Avevano cambiato le targhe ma sono stati traditi dal sistema antifurto satellitare

Il furgone, un Mercedes “Viano”, era sta stato completamente “taroccato”: targhe ucraine al posto di quelle originali italiane e numero di telaio modificato ad arte. A tradire i ladri è stato però il sistema di antifurto satellitare che ha permesso alla polizia stradale di identificare il veicolo nell’area compresa tra il casello autostradale del Lisert e l’area confinaria tra Italia e Slovenia. Il mezzo è stato così intercettato e bloccato poco dopo la mezzanotte in prossimità del valico di Fernetti.

L’operazione è stata condotta dalla sezione di Trieste della polizia stradale assieme alla polizia di frontiera nell’ambito di una serie di servizi mirati a contrastare il furto dei veicoli di alta gamma.
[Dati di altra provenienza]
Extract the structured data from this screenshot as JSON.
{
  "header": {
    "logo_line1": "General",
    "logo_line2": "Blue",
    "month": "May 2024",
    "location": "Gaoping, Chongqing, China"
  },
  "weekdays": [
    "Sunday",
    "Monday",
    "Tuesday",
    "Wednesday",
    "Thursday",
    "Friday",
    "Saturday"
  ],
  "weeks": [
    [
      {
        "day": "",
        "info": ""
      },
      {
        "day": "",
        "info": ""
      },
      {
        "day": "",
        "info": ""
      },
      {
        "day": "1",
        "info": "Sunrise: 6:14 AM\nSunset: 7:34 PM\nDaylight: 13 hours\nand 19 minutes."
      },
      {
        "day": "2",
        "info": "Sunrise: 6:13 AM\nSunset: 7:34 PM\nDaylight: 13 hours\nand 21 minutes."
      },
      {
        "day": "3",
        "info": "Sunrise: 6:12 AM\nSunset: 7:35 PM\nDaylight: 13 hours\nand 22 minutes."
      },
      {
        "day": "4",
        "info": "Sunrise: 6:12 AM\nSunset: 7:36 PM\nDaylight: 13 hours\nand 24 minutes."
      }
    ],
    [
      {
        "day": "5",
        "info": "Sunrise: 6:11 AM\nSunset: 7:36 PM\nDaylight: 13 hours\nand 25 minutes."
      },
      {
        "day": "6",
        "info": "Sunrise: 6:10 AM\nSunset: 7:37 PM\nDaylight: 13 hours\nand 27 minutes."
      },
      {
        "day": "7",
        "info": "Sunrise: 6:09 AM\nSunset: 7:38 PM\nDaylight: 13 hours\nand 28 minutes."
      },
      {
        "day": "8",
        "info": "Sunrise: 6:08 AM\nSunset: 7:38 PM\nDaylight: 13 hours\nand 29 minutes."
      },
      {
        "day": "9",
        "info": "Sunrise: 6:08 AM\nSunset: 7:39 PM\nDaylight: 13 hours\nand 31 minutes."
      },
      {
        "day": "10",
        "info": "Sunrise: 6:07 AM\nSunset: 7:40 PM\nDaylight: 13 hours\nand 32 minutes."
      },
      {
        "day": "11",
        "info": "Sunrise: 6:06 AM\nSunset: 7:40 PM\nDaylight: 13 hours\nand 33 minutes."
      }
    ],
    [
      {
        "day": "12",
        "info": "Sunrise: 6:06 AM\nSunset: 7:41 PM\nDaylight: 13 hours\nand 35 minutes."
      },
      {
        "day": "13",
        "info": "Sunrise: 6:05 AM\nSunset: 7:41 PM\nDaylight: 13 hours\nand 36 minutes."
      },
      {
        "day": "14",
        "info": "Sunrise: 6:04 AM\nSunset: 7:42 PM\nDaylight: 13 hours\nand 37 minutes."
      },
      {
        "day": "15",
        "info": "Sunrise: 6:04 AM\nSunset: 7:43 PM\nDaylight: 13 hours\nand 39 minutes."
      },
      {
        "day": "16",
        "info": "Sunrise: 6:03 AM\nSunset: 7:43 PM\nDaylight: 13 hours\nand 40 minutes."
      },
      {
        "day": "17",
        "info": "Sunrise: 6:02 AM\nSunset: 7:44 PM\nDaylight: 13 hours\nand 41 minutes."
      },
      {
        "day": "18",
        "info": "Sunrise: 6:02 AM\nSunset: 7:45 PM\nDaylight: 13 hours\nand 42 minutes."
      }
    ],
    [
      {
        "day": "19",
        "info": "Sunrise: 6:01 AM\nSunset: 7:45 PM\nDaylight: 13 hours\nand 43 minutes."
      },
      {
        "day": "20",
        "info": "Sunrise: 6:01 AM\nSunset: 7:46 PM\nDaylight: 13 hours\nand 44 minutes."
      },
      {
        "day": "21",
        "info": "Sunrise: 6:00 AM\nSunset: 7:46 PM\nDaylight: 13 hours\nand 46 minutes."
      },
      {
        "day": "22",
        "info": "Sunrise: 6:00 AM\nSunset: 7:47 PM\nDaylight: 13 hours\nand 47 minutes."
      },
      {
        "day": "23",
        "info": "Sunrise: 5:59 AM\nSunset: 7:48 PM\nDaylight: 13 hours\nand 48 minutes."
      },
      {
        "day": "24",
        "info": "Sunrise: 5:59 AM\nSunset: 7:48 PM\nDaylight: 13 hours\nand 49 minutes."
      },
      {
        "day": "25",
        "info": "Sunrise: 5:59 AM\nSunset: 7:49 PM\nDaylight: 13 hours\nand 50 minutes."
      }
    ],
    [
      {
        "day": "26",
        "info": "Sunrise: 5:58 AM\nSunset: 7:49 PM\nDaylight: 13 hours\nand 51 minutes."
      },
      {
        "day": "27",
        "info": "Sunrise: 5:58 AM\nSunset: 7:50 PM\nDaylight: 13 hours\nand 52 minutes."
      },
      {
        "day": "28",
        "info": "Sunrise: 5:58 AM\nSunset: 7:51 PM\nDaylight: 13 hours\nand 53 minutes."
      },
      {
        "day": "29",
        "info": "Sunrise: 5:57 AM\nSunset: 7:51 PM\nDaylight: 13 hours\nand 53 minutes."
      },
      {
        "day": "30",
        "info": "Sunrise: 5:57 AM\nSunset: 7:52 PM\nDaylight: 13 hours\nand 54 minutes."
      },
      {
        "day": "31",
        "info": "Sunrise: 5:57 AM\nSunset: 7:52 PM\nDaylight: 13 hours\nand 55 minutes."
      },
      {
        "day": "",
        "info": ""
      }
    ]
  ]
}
A bordo del Mercedes “Viano” c’erano due ucraini di cui la polizia ha fornito soltanto le iniziali e l’età: B.R. di 26 anni e V.S. di 50 anni.

Il mezzo, da quanto hanno appurato i poliziotti, è risultato effettivamente essere stato rubato, per la precisione a Milano all’incirca una settimana prima, ma con ancora installato un sistema di antifurto satellitare. È stato proprio questo particolare, come detto a permettere l’intercettazione del veicolo prima che entrasse in territorio sloveno. Ben presto le pattuglie della polizia hanno smascherato il “taroccamento” del furgone: targhe sostituite e numero di telaio cambiato.

Nel corso dell’operazione è stata sequestrata all’uomo che era alla guida del Mercedes “Viano” anche la somma in contanti di 15mila euro che la polizia sospetta essere provento di attività definita delittuosa. I due ucraini, sottoposti al fermo di polizia giudiziaria sono stati condotti in carcere, al Coroneo. Sono ancora in corso però ulteriori indagini dal momento che gli investigatori ritengono di poter svelare l’esistenza di altri membri di quest’organizzazione criminale.